Seit dem Start von Kesy vor zehn Jahren habe es nur einen Fall gegeben, in dem die Daten auf richterliche Anordnung rückwirkend ausgewertet worden seien, betonte Stübgen. Dies war im vergangenen Jahr bei der Fahndung nach der in Berlin verschwundenen Schülerin Rebecca der Fall. Dadurch war der Einsatz von Kesy auf Brandenburger Autobahnen öffentlich bekannt geworden.

Am Abend korrigierte das Innenministerium jedoch diese Darstellung von Stübgen: Allein seit 2017 seien die gespeicherten Kennzeichen auf richterliche Anordnungen in 44 Fällen rückwirkend ausgewertet worden, teilte das Innenministerium mit. Dabei sei es stets um die Verfolgung von schwerwiegenden Straftaten wie Tötungsdelikte, Bandendiebstahl, Einschleusungen oder Geiselnahme gegangen. In vielen Fällen seien die Anordnungen von Gerichten und Staatsanwaltschaften aus anderen Bundesländern gekommen. Die Zahl der Fälle stieg demnach von 8 im Jahr 2017 auf 10 in 2018 und 26 im vergangenen Jahr.

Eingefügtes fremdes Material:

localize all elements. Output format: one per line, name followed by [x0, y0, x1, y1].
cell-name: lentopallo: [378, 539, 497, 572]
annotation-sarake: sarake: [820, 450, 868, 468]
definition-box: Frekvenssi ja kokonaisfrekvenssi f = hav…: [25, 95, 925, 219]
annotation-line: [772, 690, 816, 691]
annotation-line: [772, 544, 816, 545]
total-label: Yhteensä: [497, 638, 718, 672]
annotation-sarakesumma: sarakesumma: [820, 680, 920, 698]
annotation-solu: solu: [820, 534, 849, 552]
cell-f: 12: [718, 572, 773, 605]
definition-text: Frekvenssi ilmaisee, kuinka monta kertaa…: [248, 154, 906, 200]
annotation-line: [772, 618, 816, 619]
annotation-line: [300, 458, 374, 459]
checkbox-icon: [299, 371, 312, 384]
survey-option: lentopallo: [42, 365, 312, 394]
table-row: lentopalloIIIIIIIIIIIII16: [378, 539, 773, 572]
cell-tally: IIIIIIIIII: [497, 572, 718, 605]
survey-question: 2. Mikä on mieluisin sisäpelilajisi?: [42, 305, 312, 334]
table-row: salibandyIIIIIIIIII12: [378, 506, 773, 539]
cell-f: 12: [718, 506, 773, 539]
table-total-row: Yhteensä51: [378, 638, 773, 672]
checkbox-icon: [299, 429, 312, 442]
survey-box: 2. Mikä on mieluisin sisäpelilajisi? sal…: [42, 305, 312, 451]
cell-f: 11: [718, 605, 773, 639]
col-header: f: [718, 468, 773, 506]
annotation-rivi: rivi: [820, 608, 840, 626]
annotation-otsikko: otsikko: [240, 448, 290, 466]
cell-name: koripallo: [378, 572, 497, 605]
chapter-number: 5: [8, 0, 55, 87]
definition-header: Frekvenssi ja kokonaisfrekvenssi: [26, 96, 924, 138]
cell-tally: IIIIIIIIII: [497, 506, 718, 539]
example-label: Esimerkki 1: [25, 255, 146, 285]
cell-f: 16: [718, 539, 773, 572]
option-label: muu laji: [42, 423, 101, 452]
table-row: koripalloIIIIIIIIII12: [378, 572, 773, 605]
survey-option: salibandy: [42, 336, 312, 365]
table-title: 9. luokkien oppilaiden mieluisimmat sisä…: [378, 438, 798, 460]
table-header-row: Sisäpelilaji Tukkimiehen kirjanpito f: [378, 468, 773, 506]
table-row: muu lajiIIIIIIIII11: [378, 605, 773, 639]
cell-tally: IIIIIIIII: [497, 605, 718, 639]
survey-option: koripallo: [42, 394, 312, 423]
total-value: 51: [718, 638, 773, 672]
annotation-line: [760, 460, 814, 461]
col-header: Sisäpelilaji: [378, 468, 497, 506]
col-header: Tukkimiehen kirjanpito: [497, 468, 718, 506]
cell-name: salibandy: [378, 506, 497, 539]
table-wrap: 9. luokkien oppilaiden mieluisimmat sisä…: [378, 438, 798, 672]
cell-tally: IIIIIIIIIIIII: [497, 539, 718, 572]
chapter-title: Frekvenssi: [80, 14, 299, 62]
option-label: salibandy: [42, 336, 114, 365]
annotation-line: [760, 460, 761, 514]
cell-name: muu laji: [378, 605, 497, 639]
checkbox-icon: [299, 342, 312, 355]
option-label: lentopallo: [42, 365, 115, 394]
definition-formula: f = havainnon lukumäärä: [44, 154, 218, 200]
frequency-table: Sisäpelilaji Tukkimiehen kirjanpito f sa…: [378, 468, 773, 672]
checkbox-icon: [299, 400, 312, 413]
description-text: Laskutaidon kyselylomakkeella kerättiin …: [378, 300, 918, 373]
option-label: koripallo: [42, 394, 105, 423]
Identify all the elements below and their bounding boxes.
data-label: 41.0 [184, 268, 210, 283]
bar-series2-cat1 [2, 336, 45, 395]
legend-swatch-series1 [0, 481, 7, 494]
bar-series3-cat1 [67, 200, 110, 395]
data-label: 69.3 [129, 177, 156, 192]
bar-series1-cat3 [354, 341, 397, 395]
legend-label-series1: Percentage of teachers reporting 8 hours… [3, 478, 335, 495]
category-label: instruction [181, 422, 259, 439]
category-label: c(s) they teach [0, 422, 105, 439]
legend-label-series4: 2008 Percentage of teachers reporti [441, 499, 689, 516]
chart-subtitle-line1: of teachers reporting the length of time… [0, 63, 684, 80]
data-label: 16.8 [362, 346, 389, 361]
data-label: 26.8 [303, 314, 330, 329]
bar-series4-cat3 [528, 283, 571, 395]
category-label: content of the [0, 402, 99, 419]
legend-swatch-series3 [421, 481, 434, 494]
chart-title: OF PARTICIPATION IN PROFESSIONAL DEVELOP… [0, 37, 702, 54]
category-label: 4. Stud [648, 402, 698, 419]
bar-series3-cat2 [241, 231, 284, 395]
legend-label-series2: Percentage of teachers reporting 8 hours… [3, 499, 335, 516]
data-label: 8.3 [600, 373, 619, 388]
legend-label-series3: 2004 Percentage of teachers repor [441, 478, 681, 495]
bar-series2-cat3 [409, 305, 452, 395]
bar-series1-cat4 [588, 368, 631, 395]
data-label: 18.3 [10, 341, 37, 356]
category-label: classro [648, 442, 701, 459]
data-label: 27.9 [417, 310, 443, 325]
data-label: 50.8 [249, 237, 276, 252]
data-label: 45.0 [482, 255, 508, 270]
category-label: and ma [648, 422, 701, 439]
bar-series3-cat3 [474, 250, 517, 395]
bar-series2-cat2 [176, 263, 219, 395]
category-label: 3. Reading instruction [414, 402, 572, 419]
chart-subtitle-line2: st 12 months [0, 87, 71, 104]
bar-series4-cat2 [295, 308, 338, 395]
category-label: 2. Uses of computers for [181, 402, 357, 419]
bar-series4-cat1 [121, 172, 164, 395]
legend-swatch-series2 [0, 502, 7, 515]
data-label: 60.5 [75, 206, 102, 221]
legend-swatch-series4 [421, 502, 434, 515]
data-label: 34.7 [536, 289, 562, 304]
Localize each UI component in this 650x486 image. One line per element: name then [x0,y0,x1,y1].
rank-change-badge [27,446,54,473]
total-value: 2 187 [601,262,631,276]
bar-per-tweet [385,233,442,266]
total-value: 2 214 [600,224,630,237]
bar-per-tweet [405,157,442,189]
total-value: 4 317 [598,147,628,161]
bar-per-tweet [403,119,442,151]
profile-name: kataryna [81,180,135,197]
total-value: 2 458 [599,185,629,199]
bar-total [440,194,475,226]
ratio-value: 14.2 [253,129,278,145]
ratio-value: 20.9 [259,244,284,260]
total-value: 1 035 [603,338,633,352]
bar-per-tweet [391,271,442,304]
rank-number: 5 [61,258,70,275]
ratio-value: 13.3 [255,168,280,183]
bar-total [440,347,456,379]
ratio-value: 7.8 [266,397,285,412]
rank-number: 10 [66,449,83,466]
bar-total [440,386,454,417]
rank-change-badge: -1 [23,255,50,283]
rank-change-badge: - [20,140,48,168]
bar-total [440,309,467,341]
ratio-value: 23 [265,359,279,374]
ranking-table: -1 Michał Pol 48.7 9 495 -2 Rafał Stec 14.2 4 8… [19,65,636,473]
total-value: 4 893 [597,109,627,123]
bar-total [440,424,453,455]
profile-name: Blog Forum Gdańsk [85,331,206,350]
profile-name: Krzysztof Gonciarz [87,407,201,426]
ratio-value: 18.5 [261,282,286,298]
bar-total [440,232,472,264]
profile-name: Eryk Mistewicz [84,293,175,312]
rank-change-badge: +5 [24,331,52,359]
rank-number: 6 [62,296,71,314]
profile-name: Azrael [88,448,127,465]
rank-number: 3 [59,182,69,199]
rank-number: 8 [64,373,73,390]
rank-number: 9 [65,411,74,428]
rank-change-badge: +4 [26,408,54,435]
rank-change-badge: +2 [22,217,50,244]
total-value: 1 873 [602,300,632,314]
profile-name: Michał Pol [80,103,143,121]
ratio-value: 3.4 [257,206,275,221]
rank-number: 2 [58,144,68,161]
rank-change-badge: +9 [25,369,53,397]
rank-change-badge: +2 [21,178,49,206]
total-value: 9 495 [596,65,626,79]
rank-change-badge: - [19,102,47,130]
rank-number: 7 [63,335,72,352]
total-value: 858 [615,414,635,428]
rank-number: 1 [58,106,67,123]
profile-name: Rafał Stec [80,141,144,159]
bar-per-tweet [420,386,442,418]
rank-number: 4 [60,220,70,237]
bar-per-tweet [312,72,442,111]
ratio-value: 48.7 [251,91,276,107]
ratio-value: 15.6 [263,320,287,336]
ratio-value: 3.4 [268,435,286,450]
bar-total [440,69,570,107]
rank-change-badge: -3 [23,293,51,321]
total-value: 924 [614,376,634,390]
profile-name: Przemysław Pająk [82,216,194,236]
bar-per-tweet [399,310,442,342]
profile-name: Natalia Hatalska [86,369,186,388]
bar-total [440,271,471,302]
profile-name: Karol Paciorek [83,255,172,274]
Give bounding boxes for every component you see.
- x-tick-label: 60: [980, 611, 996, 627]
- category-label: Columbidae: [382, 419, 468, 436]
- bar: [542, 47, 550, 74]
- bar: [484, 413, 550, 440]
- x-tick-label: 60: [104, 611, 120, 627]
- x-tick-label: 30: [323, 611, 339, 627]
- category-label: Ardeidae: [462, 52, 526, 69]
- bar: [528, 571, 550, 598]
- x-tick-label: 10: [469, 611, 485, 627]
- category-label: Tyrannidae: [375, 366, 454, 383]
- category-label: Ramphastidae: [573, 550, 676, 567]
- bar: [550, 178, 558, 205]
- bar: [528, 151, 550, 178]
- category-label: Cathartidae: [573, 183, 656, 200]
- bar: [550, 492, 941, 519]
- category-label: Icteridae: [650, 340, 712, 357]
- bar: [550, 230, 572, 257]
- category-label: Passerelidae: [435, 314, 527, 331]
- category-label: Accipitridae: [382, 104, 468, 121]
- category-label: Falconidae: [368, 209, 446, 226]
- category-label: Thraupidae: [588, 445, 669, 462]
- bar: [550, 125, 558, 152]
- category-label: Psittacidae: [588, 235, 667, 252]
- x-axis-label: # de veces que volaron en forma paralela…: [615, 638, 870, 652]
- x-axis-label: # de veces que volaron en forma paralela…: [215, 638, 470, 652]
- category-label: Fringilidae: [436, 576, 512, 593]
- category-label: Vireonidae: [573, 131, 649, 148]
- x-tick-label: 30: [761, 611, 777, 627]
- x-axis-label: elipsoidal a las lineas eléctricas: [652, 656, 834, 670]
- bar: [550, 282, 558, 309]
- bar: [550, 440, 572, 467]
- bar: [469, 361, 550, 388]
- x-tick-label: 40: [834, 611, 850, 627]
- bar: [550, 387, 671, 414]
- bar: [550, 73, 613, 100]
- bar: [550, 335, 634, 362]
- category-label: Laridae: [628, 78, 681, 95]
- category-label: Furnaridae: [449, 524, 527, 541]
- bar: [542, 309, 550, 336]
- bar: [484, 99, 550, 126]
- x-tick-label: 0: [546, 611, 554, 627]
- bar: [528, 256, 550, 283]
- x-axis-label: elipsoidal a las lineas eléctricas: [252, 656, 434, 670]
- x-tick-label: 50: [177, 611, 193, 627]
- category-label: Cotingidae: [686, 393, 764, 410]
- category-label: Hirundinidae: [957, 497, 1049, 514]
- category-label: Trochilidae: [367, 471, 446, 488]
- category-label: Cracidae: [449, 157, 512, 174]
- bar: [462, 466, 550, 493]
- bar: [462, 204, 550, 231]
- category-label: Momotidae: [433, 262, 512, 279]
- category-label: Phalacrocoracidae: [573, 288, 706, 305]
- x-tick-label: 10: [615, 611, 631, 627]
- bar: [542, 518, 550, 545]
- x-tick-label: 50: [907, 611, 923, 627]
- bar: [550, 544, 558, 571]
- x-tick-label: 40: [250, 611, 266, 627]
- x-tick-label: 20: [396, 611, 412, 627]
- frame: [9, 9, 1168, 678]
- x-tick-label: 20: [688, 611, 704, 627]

Stübgen wies auch die Forderung des Ausschussvorsitzenden Andreas Büttner (Linke) zurück, die Kennzeichenerfassung sofort auszusetzen. Vor möglichen Änderungen müsse zunächst die Entscheidung des Landesverfassungsgerichts abgewartet werden, sagte der Minister. Ein Mitglied der Piratenpartei hat vor dem obersten Landesgericht Klage gegen die Verwendung von Kesy eingereicht.